Serviço prevê atualização de sistema de gestão tributária, mas detalhes do contrato não estão claros no portal da transparência

A Prefeitura de Campo Grande firmou, sem processo licitatório, contrato no valor de R$ 8,6 milhões com a empresa DSF – Desenvolvimento de Sistemas Fiscais Ltda., de propriedade de Disney de Souza Fernandes, para atualização do código-fonte da Solução Integrada de Gestão Tributária Municipal. O extrato do contrato foi publicado nesta sexta-feira (19) no diário oficial.

O acordo tem duração de 12 meses e está assinado pela secretária municipal de Finanças, Márcia Helena Hokama, pelo diretor-presidente da Agência Municipal de Tecnologia da Informação e Inovação, Leandro Elias Basmage Pinheiro Machado, e pelo empresário Disney de Souza Fernandes.

Alems

Histórico polêmico
Disney de Souza Fernandes já ocupou o cargo de secretário de Finanças na administração de Juvêncio Cesar da Fonseca, entre 1993 e 1996, período em que sua empresa recebeu contratos milionários sem licitação, para serviços similares aos que está prestando atualmente.

Posteriormente, entre 2009 e 2012, durante a gestão de Nelsinho Trad, a DSF voltou a ser contratada para prestar serviços tecnológicos voltados à arrecadação de impostos, principalmente o ISS. No início de 2013, Fernandes retornou à Secretaria de Finanças a convite do então prefeito Alcides Bernal. À época, ele informou que havia transferido o domínio da tecnologia para a prefeitura e se afastado da gestão da empresa, embora continuasse como proprietário.

Detalhes do contrato ainda não claros
A publicação do contrato em 12 de setembro pela prefeita Adriane Lopes indicou que os serviços incluiriam atualização do código-fonte, implantação, treinamento e manutenção.

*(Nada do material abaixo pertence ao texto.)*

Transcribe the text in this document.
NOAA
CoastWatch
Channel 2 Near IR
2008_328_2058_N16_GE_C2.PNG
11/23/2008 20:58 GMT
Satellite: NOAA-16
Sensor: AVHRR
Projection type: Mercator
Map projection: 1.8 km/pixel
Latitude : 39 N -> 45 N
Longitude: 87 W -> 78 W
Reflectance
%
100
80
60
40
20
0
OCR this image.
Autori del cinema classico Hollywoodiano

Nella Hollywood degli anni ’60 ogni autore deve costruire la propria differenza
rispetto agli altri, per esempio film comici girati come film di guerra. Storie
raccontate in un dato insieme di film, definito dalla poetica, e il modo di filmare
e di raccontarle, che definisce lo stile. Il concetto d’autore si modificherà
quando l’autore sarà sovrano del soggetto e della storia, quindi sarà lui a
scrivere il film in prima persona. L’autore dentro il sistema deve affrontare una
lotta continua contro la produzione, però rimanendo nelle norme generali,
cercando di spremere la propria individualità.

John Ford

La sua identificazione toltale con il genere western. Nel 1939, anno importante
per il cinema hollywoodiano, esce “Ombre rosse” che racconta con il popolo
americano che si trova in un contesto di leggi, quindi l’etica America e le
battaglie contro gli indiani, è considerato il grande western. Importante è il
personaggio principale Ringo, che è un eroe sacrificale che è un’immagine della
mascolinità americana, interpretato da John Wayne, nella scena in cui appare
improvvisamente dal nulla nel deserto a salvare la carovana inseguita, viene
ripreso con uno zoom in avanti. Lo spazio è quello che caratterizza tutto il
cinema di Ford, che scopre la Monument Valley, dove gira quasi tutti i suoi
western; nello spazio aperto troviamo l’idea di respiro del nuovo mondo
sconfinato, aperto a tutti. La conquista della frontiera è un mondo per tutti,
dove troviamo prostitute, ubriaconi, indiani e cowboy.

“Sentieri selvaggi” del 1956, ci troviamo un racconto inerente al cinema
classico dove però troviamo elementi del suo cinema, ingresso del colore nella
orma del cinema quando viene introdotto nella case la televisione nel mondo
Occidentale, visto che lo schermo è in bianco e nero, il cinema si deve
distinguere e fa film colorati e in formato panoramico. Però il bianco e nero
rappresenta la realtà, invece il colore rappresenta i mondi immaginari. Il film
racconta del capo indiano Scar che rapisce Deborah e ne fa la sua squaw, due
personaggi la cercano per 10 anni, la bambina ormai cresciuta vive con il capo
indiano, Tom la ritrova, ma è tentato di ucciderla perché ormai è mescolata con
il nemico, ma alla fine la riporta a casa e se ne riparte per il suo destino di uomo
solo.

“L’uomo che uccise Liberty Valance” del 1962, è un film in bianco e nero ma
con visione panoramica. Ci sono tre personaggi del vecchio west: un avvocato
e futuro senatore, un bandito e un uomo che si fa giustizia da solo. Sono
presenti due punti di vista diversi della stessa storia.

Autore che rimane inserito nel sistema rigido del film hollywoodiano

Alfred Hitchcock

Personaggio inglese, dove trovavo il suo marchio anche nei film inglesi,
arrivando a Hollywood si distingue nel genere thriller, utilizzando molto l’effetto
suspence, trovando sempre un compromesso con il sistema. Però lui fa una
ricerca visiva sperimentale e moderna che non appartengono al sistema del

No entanto, o portal da transparência anexou documentos referentes a uma contratação de bafômetros, tornando impossível identificar exatamente quais serviços a DSF irá prestar para justificar os R$ 8,6 milhões anuais.

Continuidade de vínculos e cobranças
Mesmo após o fim da gestão Bernal, tanto a DSF quanto o ex-secretário continuaram ligados à prefeitura em documentos oficiais, aparecendo em pelo menos três publicações do Diogrande em 2020, relacionadas à cobrança de dívidas de ISSQN, tributo que utiliza o sistema fornecido pela empresa.

Padronização de contratos polêmicos
O histórico da DSF evidencia um padrão de contratos polêmicos ao longo de diferentes administrações municipais, com destaque para dispensas de licitação e altos valores pagos por serviços de tecnologia voltados à arrecadação tributária.